En las últimas décadas, la República Dominicana ha visto cómo una parte sustancial de su pueblo construye vidas más allá de sus fronteras. Al cierre de 2024, un total de 2,874,124 dominicanos vivían oficialmente fuera del país, cifra que representa un incremento de casi 1 % respecto al año anterior, según el Informe del Registro Sociodemográfico de los Dominicanos en el Exterior 2024 del Instituto de Dominicanos y Dominicanas en el Exterior (Index).

Esta vasta diáspora no es solo un número estadístico: es la evidencia de una nación extiende su presencia desde los barrios de Santo Domingo hasta las metrópolis más lejanas del mundo. En términos prácticos, aproximadamente uno de cada cuatro dominicanos vive fuera de la isla.

Un mapa global de la diáspora

La América continental concentra casi el 90 % de los dominicanos fuera del país (2,580,924 personas), mientras que Europa alberga cerca del 10 % (288,515).

En la cúspide de los destinos se encuentra Estados Unidos, hogar de 2,398,009 dominicanos por mucho la mayor comunidad con fuertes concentraciones en Nueva York (848,560), Nueva Jersey (380,143) y Florida (312,604). España ocupa el segundo lugar con 201,162 dominicanos, principalmente en Madrid y Barcelona, seguidos por Italia, Chile, Canadá, Países Bajos y Venezuela dentro de los principales países receptores.

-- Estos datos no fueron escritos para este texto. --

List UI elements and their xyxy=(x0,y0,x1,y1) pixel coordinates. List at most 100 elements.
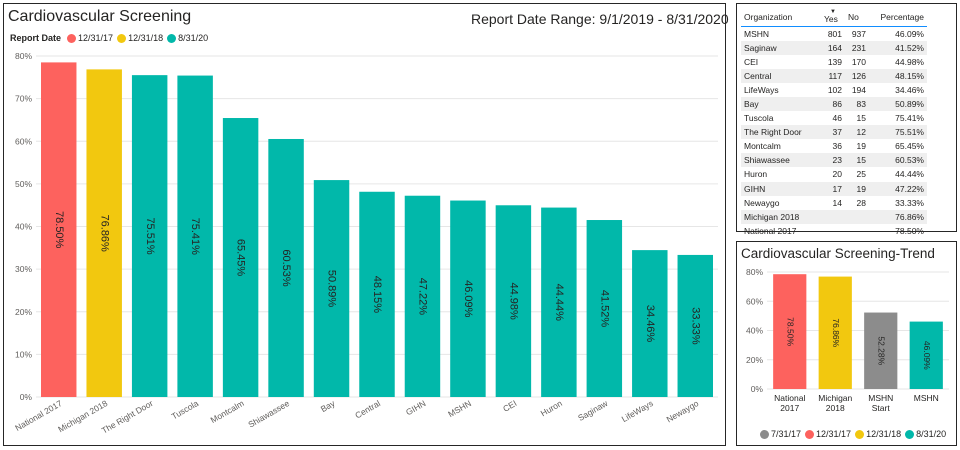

La presencia criolla también se hace sentir en mercados migratorios menos tradicionales: desde Egipto, Emiratos Árabes Unidos y Qatar, incluidos por primera vez en el reporte, hasta comunidades en Costa Rica, Antigua y Barbuda, e incluso Groenlandia.

Perfil de una comunidad joven y femenina

La diáspora dominicana exhibe dos rasgos demográficos destacados. Las mujeres constituyen la mayoría, sumando 1,480,252 personas (53.5 %), frente a 1,284,882 hombres (46.5 %). Además, el segmento juvenil dominicanos de 25 años o menos representa 37.2 % de los residentes en el exterior, mientras que aquellos de 55 años o más conforman 19.1 % del total.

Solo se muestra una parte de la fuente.